Disisi lain, penulis dalam menulis makalah ini didasarkan atas empat alasan, yaitu: Pertama, terkait dengan istilah ‘ideologi’ pada dasarnya digunakan dengan merujuk pengertiannya yang luas yaitu konsep bersistem yang dijadikan asas pendapat yang memberikan arah dan tujuan untuk kelangsungan hidup. Implikasi penggunaan ideologi dalam pendidikan adalah keharusan adanya konsep cita-cita dan nilai-nilai yang secara eksplisit dirumuskan, dipercayai dan diperjuangkan. Kedua, filsafat dan teori pendidikan lebih kental dengan muatan akademisnya sedangkan ideologi agak kurang tuntutan akademisnya, akan tetapi lebih diarah kepada aksi. Ketiga, didalam benturan peradaban sebagai dampak globalisasi, terjadi pergumulan ideologi dunia. Sementara Islam yang sarat dengan nilai-nilai universal dan transedental seharusnya dapat ditawarkan sebagai paradigma ideologi alternatif. Terlebih lagi, pendidikan sebagai wahana sangat strategis dalam membangun peradaban alternatif perlu diformulasikan dengan pendekatan ideologis sehingga memiliki daya pengikat dan penggerak untuk aksi. Keempat, di tengah-tengah munculnya semangat Islam progresif saat ini yang berorientasi pada Islam liberal dan humanis perlu ada acuan yang bertolak dari nila-nilai dasar Islam yang sejatinya sangat humanis, sehingga semangat progresivisme dan liberalisme tidak kehilangan akar akidahnya.

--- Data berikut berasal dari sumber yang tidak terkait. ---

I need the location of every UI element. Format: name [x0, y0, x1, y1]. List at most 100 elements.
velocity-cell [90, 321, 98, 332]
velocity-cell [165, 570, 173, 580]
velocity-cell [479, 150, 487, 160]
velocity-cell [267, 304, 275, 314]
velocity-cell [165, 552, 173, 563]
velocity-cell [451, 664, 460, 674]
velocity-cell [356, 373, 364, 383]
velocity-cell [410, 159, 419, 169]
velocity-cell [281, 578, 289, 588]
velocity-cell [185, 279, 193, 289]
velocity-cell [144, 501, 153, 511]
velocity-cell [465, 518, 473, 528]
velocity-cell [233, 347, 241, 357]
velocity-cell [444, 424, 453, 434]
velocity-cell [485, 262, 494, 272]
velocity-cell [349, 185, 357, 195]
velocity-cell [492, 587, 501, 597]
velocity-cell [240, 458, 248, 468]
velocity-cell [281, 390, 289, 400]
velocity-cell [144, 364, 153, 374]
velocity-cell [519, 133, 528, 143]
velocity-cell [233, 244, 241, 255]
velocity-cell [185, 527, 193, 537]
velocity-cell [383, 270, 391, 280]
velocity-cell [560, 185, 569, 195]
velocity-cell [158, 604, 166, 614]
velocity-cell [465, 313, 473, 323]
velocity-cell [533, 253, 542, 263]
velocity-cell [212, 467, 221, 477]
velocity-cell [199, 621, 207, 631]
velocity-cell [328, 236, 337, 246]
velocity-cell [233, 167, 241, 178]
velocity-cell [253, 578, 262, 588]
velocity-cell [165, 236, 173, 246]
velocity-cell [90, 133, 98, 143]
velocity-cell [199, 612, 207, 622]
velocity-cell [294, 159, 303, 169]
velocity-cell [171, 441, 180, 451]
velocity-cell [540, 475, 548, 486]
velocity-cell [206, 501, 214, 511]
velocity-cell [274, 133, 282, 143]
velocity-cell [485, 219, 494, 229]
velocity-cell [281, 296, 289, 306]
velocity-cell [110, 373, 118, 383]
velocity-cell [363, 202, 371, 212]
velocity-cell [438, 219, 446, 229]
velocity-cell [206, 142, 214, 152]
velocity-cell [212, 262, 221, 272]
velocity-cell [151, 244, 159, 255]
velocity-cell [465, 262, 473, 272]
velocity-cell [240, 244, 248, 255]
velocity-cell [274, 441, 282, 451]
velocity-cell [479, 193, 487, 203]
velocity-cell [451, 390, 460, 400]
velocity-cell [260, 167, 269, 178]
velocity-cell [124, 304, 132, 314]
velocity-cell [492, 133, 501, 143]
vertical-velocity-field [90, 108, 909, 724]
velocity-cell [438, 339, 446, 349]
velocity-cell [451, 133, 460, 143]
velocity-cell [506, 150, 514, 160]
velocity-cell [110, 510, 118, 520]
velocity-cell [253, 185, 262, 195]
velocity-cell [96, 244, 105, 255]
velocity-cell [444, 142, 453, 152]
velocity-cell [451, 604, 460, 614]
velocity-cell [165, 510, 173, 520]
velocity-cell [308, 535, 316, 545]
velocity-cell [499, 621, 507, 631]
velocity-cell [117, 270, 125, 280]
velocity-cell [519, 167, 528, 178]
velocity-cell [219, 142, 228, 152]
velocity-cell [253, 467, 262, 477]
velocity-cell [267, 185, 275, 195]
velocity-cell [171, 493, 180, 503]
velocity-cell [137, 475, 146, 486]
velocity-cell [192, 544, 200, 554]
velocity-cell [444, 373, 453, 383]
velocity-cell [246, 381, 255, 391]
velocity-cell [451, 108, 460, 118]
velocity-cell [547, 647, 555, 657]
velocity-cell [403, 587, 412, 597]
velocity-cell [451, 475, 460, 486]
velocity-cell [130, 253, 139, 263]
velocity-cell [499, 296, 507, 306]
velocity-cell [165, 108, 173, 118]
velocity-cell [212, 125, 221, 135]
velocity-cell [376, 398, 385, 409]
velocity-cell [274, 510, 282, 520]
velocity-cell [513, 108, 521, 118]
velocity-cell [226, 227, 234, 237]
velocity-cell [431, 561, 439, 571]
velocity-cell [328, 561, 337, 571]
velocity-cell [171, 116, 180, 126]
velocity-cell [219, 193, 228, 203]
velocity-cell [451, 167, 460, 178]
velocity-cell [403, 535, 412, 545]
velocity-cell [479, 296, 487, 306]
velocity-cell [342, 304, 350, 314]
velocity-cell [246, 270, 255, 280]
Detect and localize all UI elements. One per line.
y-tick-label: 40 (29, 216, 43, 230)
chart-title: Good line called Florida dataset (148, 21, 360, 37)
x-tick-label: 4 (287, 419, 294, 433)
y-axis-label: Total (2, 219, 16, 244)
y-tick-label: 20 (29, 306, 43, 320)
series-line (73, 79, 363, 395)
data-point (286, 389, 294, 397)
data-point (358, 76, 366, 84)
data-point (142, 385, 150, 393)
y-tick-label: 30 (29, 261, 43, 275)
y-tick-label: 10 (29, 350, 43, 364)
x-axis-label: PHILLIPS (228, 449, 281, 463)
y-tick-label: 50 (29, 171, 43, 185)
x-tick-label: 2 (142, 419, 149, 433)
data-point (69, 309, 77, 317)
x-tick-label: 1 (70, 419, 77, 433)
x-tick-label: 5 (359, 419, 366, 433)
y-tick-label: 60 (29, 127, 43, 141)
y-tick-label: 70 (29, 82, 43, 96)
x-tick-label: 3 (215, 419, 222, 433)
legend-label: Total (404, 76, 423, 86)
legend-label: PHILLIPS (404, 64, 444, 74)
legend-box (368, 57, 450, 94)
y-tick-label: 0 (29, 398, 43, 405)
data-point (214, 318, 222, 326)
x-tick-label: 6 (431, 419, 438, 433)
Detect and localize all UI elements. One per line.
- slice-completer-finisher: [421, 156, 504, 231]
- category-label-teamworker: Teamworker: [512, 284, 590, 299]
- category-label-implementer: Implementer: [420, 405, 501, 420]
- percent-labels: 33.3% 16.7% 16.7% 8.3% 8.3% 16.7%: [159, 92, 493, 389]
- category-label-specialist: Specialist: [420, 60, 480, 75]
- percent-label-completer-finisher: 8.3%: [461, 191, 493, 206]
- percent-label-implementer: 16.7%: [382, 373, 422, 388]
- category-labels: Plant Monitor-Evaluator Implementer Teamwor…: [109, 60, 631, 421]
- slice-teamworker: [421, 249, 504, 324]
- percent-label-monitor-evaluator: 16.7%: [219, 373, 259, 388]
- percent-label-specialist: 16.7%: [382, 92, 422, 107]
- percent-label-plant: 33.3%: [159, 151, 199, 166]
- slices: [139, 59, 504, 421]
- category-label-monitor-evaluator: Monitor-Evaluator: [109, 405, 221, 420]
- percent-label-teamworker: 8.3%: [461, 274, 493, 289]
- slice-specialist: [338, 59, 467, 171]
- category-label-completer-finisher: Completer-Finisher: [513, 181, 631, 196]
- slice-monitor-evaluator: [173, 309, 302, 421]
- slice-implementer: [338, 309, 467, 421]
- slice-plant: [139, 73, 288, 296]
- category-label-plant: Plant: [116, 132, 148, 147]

Pada prinsipnya, yang dijadikan paradigma ideologi adalah prinsip-prinsip ajaran Islam yang bersifat universal, yaitu Humanisme-Teosentris. Implementasi ajaran ini dalam praktik kehidupan dan pendidikan dapat fleksibel, selama substansinya tetap terpelihara, yaitu: menjunjung tinggi nilai-nilai kemanusiaan sebagaimana hakikat ajaran Islam, sebagai agama fitrah, memang ditujukan untuk kebutuhan manusia itu sendiri.
4.2. IDEOLOGI PENDIDIKAN LIBERAL
Berdasarkan KBBI (Kamus Besar Bahasa Indonesia), liberal memiliki arti bersifat bebas; berpandangan bebas (luas dan terbuka).
Jadi berdasarkan pengertian diatas, paradigma ideologi pendidikan liberal dapat diartikan sebagai model dalam teori ilmu pengetahuan dalam usaha sadar dan terencana untuk mewujudkan suasana belajar dan proses pembelajaran agar peserta didik secara aktif mengembangkan potensi dirinya untuk memiliki kekuatan spiritual keagamaan, pengendalian diri, kepribadian, kecerdasan, akhlak mulia, serta keterampilan yang diperlukan dirinya dan masyarakat yang sesuai dengan paham, teori dan tujuan yang merupakan satu program sosial politik yang bebas berpandangan luas dan terbuka.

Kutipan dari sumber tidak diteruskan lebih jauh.